We all have twenty-four hours in a day. Some of us have the resources and wherewithal to leverage that time more effectively than others. While we may not all be on equal footing in that regard, we all make choices about how we spend our time. For too long, I viewed my days as an hourglass that sat next to my to-do list. On good days, the list would be finished before the sand ran out. On most days, though, the list would spill over into the next day.

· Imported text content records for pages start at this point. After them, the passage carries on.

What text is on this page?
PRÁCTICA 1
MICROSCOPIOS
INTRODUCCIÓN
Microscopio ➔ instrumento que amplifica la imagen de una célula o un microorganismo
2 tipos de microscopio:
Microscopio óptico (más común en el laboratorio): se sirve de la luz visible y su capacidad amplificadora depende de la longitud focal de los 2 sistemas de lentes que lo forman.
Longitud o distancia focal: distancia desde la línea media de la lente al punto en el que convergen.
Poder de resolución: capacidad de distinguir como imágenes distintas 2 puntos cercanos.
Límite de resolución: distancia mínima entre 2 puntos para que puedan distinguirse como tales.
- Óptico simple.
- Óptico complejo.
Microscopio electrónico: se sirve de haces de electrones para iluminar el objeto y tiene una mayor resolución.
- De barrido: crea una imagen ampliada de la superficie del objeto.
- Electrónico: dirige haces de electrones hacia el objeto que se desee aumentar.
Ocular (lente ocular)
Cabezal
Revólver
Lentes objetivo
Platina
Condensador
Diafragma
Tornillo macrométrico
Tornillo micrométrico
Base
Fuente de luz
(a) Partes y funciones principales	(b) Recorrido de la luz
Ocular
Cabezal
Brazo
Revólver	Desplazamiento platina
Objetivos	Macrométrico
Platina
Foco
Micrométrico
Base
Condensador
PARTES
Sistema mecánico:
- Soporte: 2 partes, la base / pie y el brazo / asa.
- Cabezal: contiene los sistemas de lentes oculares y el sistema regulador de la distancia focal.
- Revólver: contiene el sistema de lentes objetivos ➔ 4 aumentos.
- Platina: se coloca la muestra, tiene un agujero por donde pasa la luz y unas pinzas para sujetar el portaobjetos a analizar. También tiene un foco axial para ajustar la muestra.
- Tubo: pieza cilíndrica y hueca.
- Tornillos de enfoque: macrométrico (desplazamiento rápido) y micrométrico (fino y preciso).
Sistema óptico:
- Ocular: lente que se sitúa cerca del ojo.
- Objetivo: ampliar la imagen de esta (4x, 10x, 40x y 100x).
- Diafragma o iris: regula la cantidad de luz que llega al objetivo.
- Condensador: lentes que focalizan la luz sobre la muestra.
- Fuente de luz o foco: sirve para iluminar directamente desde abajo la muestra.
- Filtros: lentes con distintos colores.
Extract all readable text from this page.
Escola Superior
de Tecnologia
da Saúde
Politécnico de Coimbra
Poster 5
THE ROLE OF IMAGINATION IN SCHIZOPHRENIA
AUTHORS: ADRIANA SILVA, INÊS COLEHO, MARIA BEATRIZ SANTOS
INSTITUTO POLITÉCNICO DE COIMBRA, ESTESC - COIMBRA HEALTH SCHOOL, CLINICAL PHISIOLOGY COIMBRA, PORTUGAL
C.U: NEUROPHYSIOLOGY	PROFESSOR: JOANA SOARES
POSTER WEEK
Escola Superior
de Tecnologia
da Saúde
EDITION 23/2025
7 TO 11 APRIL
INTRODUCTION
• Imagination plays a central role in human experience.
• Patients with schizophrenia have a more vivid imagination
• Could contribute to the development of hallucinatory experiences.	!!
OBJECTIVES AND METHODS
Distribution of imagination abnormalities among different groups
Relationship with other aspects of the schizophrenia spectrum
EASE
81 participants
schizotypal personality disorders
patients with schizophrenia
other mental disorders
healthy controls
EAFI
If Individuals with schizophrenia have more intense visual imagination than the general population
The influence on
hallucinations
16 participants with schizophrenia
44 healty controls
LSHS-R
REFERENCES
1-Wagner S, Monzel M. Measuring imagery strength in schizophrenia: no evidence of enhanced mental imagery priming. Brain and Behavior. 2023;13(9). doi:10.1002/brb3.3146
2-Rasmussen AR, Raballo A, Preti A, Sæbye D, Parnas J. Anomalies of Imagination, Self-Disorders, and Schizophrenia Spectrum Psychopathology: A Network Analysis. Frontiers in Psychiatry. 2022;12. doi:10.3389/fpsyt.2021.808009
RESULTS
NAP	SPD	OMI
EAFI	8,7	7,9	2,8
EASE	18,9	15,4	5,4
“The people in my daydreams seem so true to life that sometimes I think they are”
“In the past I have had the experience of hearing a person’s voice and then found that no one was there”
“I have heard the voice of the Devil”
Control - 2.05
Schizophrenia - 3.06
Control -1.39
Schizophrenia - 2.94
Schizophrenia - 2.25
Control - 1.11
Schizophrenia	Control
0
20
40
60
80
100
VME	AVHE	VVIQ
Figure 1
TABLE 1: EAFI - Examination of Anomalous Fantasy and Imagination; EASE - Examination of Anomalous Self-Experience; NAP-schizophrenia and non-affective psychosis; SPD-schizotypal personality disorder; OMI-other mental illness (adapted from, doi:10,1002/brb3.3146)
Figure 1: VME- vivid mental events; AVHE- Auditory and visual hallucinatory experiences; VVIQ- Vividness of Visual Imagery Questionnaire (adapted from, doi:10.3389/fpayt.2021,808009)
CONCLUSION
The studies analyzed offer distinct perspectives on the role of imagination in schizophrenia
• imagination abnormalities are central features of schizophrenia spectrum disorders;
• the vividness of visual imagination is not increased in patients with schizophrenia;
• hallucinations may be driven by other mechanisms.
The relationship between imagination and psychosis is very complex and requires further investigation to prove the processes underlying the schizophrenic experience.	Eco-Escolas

For the past few weeks, I’m trying to reconsider how I budget my time. Instead of simply tackling whatever is on the list first or whatever habit is ingrained so deeply in my subconscious that I don’t even have to put in on the list, I’m prioritizing my day. I’m also trying to change the way I view my time. Instead of simply thinking to myself, “I don’t have time for this,” I’m swapping out that phrase for “I don’t value that right now”. Harsh? Maybe. But very few eye-opening truths aren’t. Time is finite, so I’m going to attempt to spend it more wisely.

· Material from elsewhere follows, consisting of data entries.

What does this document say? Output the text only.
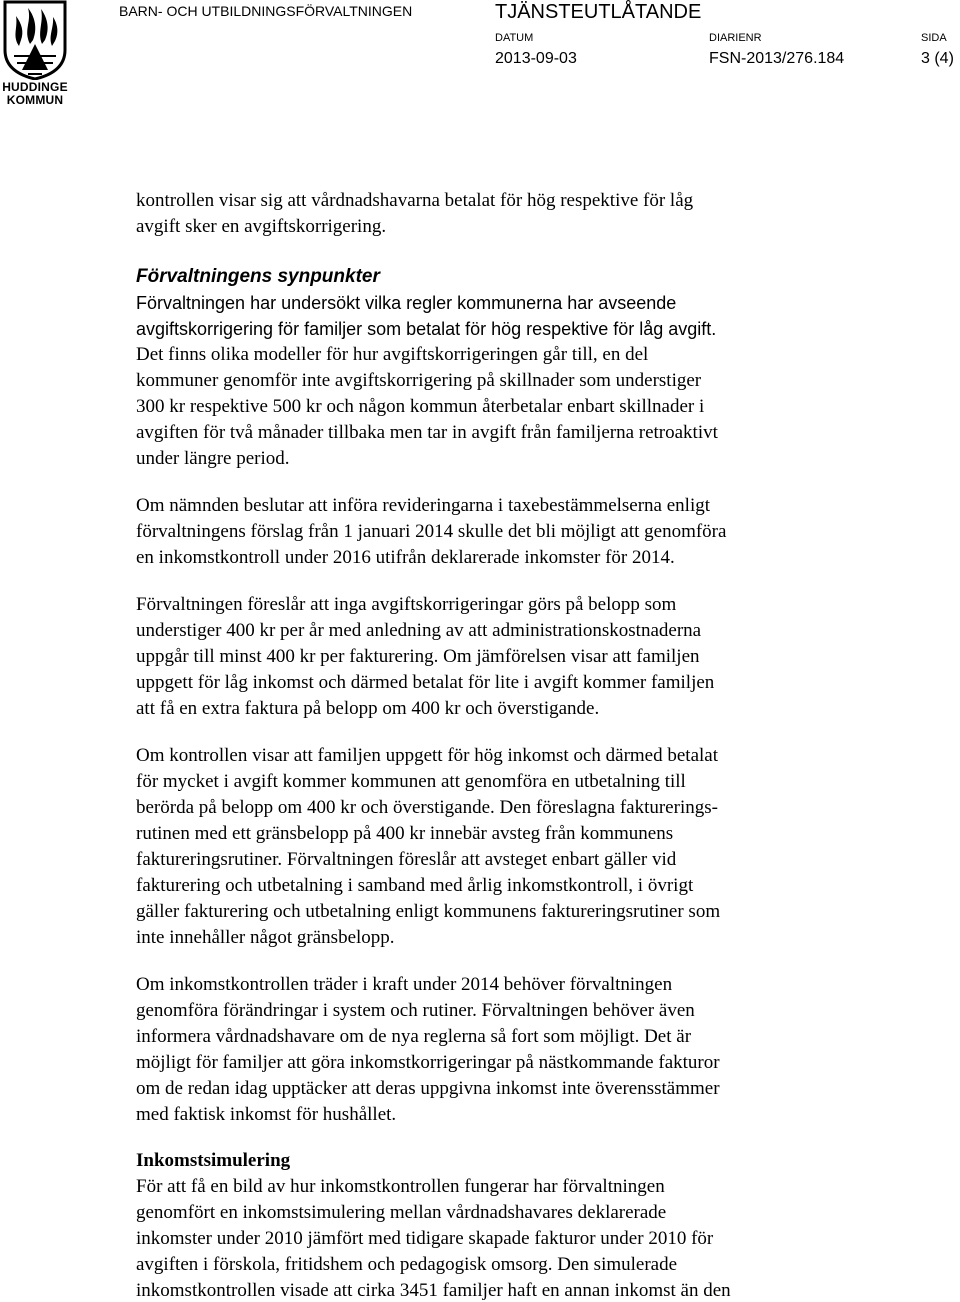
HUDDINGE
KOMMUN
BARN- OCH UTBILDNINGSFÖRVALTNINGEN	TJÄNSTEUTLÅTANDE
DATUM	DIARIENR	SIDA
2013-09-03	FSN-2013/276.184	3 (4)
kontrollen visar sig att vårdnadshavarna betalat för hög respektive för låg
avgift sker en avgiftskorrigering.
Förvaltningens synpunkter
Förvaltningen har undersökt vilka regler kommunerna har avseende
avgiftskorrigering för familjer som betalat för hög respektive för låg avgift.
Det finns olika modeller för hur avgiftskorrigeringen går till, en del
kommuner genomför inte avgiftskorrigering på skillnader som understiger
300 kr respektive 500 kr och någon kommun återbetalar enbart skillnader i
avgiften för två månader tillbaka men tar in avgift från familjerna retroaktivt
under längre period.
Om nämnden beslutar att införa revideringarna i taxebestämmelserna enligt
förvaltningens förslag från 1 januari 2014 skulle det bli möjligt att genomföra
en inkomstkontroll under 2016 utifrån deklarerade inkomster för 2014.
Förvaltningen föreslår att inga avgiftskorrigeringar görs på belopp som
understiger 400 kr per år med anledning av att administrationskostnaderna
uppgår till minst 400 kr per fakturering. Om jämförelsen visar att familjen
uppgett för låg inkomst och därmed betalat för lite i avgift kommer familjen
att få en extra faktura på belopp om 400 kr och överstigande.
Om kontrollen visar att familjen uppgett för hög inkomst och därmed betalat
för mycket i avgift kommer kommunen att genomföra en utbetalning till
berörda på belopp om 400 kr och överstigande. Den föreslagna fakturerings-
rutinen med ett gränsbelopp på 400 kr innebär avsteg från kommunens
faktureringsrutiner. Förvaltningen föreslår att avsteget enbart gäller vid
fakturering och utbetalning i samband med årlig inkomstkontroll, i övrigt
gäller fakturering och utbetalning enligt kommunens faktureringsrutiner som
inte innehåller något gränsbelopp.
Om inkomstkontrollen träder i kraft under 2014 behöver förvaltningen
genomföra förändringar i system och rutiner. Förvaltningen behöver även
informera vårdnadshavare om de nya reglerna så fort som möjligt. Det är
möjligt för familjer att göra inkomstkorrigeringar på nästkommande fakturor
om de redan idag upptäcker att deras uppgivna inkomst inte överensstämmer
med faktisk inkomst för hushållet.
Inkomstsimulering
För att få en bild av hur inkomstkontrollen fungerar har förvaltningen
genomfört en inkomstsimulering mellan vårdnadshavares deklarerade
inkomster under 2010 jämfört med tidigare skapade fakturor under 2010 för
avgiften i förskola, fritidshem och pedagogisk omsorg. Den simulerade
inkomstkontrollen visade att cirka 3451 familjer haft en annan inkomst än den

About a month ago, I was rushing through a phone call with my parents. I still had to make lunches, empty the dishwasher, and tackle the never-ending stream of grading before crawling into bed. I hurried the conversation to the end and we said our goodnights. I knew I’d talk to them again tomorrow. But here’s the thing: it’s great to plan for the future, but that’s not actually where life happens. Today matters most. It’s all we really have.
I could have let myself off the hook really easily. I could have said, “I don’t have time to talk to them right now.” That’s completely understandable, easily forgivable. Everyone knows time is precious. But what my actions were really saying was that I didn’t value that conversation as much as I valued…what? An empty dishwasher? 10 extra minutes to dink around on social media before bed?

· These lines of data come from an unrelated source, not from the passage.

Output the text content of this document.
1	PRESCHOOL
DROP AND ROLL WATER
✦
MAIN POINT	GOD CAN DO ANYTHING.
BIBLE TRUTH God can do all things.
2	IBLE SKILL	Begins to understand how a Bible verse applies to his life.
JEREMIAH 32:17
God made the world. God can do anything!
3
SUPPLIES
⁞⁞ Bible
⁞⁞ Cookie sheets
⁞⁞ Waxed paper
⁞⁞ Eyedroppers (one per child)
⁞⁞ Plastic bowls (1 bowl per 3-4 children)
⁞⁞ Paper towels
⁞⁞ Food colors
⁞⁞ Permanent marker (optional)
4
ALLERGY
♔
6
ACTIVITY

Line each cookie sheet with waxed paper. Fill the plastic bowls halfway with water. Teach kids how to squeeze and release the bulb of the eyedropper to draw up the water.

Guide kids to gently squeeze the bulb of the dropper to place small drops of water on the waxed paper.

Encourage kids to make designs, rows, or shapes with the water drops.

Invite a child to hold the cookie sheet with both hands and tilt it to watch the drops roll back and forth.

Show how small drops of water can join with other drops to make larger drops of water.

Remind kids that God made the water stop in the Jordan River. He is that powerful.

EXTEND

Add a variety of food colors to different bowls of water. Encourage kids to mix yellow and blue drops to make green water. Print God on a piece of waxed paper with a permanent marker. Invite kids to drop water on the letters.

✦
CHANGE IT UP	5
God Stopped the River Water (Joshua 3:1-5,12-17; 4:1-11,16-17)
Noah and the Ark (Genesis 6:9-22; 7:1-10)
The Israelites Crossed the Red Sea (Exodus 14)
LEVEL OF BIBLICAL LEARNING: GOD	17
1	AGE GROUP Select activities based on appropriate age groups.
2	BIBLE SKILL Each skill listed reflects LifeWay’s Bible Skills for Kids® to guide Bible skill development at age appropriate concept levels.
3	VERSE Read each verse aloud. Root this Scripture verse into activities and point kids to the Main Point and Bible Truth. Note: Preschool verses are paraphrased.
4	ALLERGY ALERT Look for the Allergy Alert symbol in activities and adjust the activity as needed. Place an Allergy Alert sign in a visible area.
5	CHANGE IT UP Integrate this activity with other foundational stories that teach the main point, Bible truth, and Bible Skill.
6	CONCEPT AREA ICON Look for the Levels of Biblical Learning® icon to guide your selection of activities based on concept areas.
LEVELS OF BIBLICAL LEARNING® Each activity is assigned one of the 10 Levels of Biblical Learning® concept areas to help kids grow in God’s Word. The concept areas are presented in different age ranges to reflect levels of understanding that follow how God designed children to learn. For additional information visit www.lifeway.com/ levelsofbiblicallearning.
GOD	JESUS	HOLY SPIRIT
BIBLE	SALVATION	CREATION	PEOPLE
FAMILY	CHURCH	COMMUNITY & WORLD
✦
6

The act of comparing items on a to-do list with a value statement has been a game changer for me. No more grading or checking work emails during dinner with my husband. “Sorry, hun. I don’t value conversation with you as much as I value this map of the Middle East.” No more skipping a walk around the neighborhood or a quick yoga routine. “I don’t value my health nearly as much as I value checking blog traffic for the 47th time this week.” A to-do list is far more than a bulleted list of tasks. It’s a roadmap to the future. Why shouldn’t we all reconcile those actions with our values? As near as I can tell, it is a much more effective way to get where you really want to be.
Because time is such a finite resource, there are some things that I have simply had to eliminate. I don’t follow TV shows anymore. If I have time, I’ll watch a DVD from the library while I jog on the treadmill. If I’m lucky, I might convince Mr. P to watch How to Get Away with Murder on On Demand as part of a weekend date night. I’m also working on eliminating other timesucks from my daily routine. I took my personal Facebook off my phone. I’ve stopped replying to work emails past 6 PM. I don’t flip through junk mail. I’ve unsubscribed from most email lists. I decluttered my phone and said goodbye to every last app that didn’t bring joy or utility to my life.
Everyone has twenty-four hours in a day. Instead of letting my days be driven by obligations and mindless habits, I’m going to let my values take the reins. I’m going to make time for what matters.
So Tell Me…What else could I cut out from my day? What do feel adds the most value to your day-to-day living?